OpenAI unveils CriticGPT to find errors in ChatGPT Heaptalk

Heaptalk, Jakarta — OpenAI has introduced CriticGPT, a model based on GPT-4, to assist AI trainers in identifying coding mistakes in ChatGPT’s responses. This latest model is claimed to boost the performance of those using CriticGPT by 60%.

AI models are trained through a process called reinforcement learning with human feedback (RLHF) to assess accuracy in reviewing their answers. The large language model (LLM) is designed to assist humans as AI trainers in this process.

“We’ve trained a model, based on GPT-4, called CriticGPT, to catch errors in ChatGPT’s code output. We found that when people get help from CriticGPT to review ChatGPT code, they outperform those without help 60% of the time,” OpenAI stated on its official blog.
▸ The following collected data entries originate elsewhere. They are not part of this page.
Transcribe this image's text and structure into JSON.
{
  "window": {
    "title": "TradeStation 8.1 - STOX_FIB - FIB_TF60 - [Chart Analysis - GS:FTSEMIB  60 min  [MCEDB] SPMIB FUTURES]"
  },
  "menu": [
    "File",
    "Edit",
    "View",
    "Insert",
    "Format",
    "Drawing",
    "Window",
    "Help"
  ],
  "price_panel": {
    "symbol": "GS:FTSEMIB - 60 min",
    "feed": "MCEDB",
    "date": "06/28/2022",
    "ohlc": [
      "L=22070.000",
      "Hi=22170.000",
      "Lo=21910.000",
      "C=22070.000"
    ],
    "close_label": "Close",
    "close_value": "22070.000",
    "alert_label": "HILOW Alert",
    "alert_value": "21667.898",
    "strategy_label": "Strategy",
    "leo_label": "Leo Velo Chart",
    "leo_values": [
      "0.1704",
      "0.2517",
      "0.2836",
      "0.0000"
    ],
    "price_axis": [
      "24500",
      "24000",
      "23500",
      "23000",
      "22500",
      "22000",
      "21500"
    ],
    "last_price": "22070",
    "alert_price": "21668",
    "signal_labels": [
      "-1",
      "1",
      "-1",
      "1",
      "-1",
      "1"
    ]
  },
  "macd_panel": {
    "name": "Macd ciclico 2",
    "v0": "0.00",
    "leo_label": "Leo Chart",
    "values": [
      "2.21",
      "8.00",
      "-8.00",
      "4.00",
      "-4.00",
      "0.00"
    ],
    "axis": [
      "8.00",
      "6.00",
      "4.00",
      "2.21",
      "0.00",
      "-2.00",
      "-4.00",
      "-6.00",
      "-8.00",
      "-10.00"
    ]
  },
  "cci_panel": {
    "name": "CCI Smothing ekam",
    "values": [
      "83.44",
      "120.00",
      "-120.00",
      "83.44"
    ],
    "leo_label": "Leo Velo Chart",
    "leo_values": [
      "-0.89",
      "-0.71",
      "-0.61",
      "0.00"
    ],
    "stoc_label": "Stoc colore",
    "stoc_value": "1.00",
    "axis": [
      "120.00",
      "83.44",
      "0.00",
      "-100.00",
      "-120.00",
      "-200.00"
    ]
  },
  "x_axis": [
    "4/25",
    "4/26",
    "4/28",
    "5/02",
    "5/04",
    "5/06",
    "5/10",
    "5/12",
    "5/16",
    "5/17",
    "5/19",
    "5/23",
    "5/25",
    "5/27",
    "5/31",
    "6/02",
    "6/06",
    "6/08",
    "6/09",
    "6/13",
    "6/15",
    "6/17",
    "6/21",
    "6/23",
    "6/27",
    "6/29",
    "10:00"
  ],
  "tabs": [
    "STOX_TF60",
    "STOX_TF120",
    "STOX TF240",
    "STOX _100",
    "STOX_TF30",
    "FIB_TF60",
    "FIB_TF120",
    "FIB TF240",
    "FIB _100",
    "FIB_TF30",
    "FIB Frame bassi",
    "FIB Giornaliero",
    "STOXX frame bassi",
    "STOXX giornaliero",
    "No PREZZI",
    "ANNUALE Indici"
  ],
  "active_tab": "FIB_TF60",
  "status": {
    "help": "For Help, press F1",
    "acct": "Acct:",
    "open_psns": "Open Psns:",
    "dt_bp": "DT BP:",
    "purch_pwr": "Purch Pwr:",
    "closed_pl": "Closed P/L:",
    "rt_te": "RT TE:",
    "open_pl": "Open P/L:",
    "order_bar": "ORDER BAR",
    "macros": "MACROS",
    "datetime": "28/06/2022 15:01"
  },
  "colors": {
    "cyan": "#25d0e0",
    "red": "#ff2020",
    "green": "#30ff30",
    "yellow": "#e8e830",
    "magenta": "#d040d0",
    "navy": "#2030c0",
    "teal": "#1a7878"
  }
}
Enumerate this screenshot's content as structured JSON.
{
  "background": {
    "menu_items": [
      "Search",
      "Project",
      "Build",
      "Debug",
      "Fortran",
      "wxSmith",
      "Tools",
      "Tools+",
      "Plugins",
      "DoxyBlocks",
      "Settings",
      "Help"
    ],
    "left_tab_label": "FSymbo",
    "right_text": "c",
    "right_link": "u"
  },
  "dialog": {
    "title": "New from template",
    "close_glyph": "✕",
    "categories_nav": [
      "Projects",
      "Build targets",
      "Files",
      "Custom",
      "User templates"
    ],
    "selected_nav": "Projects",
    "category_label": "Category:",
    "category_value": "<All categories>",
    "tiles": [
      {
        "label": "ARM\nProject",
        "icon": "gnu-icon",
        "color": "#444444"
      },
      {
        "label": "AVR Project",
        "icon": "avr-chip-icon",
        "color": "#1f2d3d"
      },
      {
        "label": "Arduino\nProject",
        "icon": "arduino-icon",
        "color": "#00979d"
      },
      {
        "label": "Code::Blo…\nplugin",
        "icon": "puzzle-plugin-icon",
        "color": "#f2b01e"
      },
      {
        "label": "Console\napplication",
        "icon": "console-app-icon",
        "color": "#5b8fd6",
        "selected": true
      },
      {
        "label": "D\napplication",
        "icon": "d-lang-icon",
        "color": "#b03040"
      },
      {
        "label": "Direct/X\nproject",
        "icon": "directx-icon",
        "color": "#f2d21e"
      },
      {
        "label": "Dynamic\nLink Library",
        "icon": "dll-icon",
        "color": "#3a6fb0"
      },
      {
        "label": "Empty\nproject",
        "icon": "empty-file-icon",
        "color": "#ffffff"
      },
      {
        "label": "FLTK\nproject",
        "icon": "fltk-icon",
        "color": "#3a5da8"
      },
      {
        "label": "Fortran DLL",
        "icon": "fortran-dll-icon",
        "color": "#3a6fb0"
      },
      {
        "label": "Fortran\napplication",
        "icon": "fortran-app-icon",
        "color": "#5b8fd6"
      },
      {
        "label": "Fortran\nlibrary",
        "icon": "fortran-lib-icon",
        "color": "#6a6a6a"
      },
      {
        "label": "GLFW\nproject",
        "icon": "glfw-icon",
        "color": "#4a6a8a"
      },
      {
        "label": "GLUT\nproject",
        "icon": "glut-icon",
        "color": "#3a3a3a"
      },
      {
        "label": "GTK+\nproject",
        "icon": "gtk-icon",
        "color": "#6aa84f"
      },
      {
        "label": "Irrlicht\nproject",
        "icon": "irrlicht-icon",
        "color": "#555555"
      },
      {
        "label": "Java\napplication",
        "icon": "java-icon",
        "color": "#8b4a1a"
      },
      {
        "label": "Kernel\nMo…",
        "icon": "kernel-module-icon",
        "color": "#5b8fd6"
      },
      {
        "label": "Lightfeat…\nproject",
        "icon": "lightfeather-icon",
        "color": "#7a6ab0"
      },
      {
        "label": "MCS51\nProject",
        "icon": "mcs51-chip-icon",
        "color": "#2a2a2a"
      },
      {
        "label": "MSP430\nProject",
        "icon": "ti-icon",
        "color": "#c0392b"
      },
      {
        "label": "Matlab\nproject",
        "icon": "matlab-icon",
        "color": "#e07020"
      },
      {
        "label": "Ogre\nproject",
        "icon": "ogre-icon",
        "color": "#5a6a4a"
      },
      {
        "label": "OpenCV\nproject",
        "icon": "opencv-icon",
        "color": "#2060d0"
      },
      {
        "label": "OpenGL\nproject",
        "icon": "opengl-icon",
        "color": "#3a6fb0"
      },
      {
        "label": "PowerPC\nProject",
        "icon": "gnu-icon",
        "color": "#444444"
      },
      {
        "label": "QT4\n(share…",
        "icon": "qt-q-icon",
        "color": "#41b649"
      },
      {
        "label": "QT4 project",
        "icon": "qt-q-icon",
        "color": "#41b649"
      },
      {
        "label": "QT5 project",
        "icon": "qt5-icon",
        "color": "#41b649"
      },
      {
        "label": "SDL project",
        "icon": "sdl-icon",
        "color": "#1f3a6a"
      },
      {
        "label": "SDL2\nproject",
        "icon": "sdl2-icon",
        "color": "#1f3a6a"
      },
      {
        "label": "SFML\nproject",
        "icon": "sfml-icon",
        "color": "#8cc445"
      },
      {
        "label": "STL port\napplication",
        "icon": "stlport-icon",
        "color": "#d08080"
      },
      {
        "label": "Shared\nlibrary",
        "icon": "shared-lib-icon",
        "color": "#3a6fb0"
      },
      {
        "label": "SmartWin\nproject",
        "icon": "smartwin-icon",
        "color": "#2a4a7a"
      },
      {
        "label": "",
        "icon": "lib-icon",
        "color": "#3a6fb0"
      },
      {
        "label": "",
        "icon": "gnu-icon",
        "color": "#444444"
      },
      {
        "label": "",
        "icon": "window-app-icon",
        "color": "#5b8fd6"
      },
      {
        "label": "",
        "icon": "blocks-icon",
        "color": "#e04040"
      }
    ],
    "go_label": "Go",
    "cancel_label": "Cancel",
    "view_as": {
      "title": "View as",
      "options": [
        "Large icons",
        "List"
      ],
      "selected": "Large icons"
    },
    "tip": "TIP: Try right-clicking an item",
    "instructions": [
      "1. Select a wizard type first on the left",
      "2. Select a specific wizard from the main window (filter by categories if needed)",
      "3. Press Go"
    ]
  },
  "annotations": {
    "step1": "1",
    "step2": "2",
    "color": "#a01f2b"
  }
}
Helping AI trainers catch many issues with model-written answers

CriticGPT was developed in line with increasingly advanced reasoning capabilities and model behavior. AI models, including ChatGPT, gradually become more knowledgeable than anyone who could provide feedback, making them increasingly difficult for humans to review. Therefore, OpenAI trained this latest model to write critiques highlighting inaccuracies in ChatGPT’s answers.

Furthermore, OpenAI admitted that CriticGPT’s suggestions are not always correct. However, these suggestions can help AI trainers catch many issues with model-written answers they would miss without AI assistance. In the startup’s experiment, AI trainers preferred critiques from the human and CriticGPT team over those from an unassisted person more than 60% of the time.

“Additionally, when people use CriticGPT, the AI augments their skills, resulting in more comprehensive critiques than when people work alone and fewer hallucinated bugs than when the model works alone,” the startup concluded.